A few strategies that tend to help:
- Think airport hotels first. They’re often under 40K even when cash rates still sting. If you’re trying to use this in places like New York, Chicago, or Miami, good luck — those nights frequently price above 40,000 points.
- Search Sunday–Thursday before weekends. Point prices can jump fast on Fridays and Saturdays.
- Use it for a “boring” night. Early flights, late arrivals, after concerts, one-night road trip stops — perfect.
The “Killer Benefit” I’d Hate To Lose: 10% Rebate + 4th Night Free
Even if I end up not using my anniversary free night, the Select card still has a way of earning its keep.
This year, we booked a 4-night award stay at the Kimpton Hotel Theta in Manhattan in April. Thanks to the 4th night free benefit from the IHG One Rewards Premier card, the fourth night costs 0 points.

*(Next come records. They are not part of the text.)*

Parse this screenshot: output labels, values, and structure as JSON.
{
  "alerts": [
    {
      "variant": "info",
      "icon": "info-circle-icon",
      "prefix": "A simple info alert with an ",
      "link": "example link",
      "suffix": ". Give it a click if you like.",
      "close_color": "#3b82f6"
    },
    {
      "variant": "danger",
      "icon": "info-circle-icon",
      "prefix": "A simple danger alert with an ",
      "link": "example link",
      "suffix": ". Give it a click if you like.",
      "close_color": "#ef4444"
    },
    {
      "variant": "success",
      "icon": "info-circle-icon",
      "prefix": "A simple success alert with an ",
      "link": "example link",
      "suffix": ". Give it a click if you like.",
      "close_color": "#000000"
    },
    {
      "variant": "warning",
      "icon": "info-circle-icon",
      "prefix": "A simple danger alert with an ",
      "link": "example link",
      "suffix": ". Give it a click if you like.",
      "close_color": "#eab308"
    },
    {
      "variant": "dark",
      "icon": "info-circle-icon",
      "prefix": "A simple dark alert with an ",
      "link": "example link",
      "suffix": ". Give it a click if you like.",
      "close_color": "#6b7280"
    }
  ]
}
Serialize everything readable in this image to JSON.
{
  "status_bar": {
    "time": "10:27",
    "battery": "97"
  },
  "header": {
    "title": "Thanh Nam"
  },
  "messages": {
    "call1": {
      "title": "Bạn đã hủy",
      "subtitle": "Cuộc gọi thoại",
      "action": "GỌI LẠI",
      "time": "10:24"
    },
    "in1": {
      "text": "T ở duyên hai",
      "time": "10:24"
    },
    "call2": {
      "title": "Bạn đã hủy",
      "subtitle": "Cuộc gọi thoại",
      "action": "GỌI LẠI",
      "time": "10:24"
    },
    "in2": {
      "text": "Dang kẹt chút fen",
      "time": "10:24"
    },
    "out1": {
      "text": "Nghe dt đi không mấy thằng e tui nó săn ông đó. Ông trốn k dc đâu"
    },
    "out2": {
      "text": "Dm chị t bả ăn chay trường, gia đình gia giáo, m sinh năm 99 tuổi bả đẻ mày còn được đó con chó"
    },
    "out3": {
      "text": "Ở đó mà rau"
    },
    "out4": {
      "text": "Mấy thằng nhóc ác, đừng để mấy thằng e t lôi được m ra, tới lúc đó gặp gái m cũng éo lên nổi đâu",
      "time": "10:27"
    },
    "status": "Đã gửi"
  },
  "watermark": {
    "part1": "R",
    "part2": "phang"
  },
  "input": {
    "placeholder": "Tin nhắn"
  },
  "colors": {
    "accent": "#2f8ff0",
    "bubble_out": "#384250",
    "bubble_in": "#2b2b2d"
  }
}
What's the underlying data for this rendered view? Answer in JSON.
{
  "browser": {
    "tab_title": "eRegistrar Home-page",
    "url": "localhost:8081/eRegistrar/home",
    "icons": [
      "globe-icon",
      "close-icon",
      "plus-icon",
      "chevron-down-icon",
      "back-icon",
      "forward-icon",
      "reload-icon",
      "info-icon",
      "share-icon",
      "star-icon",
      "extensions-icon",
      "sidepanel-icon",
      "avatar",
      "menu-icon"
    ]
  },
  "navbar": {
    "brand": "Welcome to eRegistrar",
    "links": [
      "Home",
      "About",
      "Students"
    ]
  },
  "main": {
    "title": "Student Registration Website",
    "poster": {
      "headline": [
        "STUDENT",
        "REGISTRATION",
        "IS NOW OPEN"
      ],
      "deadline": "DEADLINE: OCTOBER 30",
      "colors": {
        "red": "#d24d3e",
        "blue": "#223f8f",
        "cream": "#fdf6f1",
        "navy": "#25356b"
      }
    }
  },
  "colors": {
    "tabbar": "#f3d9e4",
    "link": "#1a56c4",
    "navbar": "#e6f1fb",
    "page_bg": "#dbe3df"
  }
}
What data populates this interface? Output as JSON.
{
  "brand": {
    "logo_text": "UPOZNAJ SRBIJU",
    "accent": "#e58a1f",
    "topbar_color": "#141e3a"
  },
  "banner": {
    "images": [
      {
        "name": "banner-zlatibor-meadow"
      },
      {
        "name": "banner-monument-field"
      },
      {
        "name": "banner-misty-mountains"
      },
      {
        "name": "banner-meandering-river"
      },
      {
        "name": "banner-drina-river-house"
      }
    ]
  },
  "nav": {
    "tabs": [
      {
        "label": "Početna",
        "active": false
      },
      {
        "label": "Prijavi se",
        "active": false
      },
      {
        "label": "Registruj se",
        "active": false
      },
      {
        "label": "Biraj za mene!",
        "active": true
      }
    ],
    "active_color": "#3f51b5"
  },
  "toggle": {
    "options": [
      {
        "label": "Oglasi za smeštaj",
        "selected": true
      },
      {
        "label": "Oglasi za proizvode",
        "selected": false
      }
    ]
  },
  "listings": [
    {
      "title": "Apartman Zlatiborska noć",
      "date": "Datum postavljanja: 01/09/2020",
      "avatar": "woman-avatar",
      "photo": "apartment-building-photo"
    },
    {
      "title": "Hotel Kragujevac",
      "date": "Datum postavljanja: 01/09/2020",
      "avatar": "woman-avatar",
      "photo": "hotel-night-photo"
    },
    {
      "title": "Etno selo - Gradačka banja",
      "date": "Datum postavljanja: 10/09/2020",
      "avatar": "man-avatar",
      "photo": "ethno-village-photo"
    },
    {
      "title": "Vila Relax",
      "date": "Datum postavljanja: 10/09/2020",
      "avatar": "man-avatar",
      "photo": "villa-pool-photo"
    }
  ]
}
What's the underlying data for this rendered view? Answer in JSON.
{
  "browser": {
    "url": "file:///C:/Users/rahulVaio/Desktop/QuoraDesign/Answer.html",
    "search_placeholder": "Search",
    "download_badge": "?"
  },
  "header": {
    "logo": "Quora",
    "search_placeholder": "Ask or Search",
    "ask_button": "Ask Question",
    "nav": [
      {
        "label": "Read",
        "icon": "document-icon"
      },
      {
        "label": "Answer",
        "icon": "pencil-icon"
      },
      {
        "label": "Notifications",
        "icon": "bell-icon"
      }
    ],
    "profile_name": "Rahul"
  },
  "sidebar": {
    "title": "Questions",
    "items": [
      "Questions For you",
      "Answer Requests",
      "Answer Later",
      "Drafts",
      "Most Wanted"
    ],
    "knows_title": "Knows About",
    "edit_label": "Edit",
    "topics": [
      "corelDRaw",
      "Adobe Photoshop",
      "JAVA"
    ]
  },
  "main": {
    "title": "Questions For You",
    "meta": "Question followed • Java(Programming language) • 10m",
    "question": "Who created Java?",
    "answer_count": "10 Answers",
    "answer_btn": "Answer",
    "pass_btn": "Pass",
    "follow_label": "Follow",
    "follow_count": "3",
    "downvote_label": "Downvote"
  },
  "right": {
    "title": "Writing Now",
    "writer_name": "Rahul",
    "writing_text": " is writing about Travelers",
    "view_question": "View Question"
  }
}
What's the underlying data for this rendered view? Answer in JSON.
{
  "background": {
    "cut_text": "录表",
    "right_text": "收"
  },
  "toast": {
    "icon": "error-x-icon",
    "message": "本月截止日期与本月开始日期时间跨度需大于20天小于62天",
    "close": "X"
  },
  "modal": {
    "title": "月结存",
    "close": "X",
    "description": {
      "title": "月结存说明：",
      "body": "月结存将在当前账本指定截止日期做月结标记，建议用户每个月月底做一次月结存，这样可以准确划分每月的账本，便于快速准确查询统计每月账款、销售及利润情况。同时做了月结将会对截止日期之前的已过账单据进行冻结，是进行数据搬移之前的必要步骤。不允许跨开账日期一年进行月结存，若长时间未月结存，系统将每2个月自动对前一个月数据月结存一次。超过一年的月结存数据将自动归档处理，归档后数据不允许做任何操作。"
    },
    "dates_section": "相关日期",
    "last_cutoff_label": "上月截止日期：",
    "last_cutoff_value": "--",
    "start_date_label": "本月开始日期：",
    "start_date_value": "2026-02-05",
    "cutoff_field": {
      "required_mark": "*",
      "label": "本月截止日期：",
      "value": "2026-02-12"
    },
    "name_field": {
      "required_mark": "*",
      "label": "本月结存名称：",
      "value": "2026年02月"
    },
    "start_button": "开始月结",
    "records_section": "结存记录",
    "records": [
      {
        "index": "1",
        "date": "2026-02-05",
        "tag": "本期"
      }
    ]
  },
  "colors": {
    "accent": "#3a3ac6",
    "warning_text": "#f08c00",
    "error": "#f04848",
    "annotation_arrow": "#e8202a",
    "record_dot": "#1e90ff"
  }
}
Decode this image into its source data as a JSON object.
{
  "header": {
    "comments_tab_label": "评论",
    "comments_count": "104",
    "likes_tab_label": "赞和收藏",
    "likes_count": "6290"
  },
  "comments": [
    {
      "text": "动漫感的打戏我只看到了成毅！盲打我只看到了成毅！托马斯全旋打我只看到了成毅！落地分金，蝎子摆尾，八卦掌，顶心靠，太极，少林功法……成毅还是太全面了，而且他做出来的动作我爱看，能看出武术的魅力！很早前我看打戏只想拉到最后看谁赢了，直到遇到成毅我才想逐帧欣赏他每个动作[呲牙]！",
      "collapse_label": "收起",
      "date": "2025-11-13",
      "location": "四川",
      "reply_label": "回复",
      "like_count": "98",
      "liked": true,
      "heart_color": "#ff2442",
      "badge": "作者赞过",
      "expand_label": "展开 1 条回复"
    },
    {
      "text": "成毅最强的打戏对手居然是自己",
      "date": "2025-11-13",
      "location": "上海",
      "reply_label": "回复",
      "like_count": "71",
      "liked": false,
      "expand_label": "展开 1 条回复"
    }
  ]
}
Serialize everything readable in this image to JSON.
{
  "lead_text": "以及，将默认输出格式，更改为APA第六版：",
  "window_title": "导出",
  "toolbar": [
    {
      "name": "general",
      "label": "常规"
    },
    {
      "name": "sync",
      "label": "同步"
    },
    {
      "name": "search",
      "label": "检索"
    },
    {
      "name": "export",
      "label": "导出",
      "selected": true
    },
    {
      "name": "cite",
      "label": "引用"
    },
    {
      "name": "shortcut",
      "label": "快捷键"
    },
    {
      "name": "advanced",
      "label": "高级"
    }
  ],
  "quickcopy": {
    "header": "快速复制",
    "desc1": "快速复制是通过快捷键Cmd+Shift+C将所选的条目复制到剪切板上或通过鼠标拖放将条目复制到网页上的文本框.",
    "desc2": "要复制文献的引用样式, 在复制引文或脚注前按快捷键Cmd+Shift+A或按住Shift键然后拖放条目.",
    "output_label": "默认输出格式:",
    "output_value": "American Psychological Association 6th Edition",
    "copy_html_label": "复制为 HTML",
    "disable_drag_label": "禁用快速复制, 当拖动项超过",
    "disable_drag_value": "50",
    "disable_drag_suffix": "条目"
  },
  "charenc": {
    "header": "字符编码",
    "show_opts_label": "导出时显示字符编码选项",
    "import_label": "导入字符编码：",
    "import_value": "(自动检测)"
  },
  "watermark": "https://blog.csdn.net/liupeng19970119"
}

Here’s how the points broke down:
- Night 1: 55,000 points
- Night 2: 66,000 points
- Night 3: 52,000 points
- Night 4: 0 points (4th night free)
Total out-of-pocket points: 173,000.
Then the Select card’s 10% points rebate kicked in. We received 17,300 points back, which effectively dropped the net cost of that stay to 155,700 points.
Even using a conservative value of 0.5 cents per point, that rebate is worth about $86 — far more than the card’s $49 annual fee.
Getting one night removed from the total and then receiving 10% of the remaining points back is a killer combo — and it’s exactly the kind of benefit I’d hate to lose by giving up the Select card.
Conclusion: Keeping It (Because I Could Never Get It Back)
So yes, the Select card is getting harder to use than it was a few years ago. The 40,000-point free night cap matters more now, and the fact that you can’t add points makes it less flexible than newer certificates.
But I still think it’s a good deal, and I’ll probably keep it for a simple reason:
If I cancel it, I could never get it back.
For now, it stays in my drawer — partly for the free night (even if it takes some hunting), and partly because that 10% rebate is still a surprisingly powerful perk… especially when it stacks with 4th night free.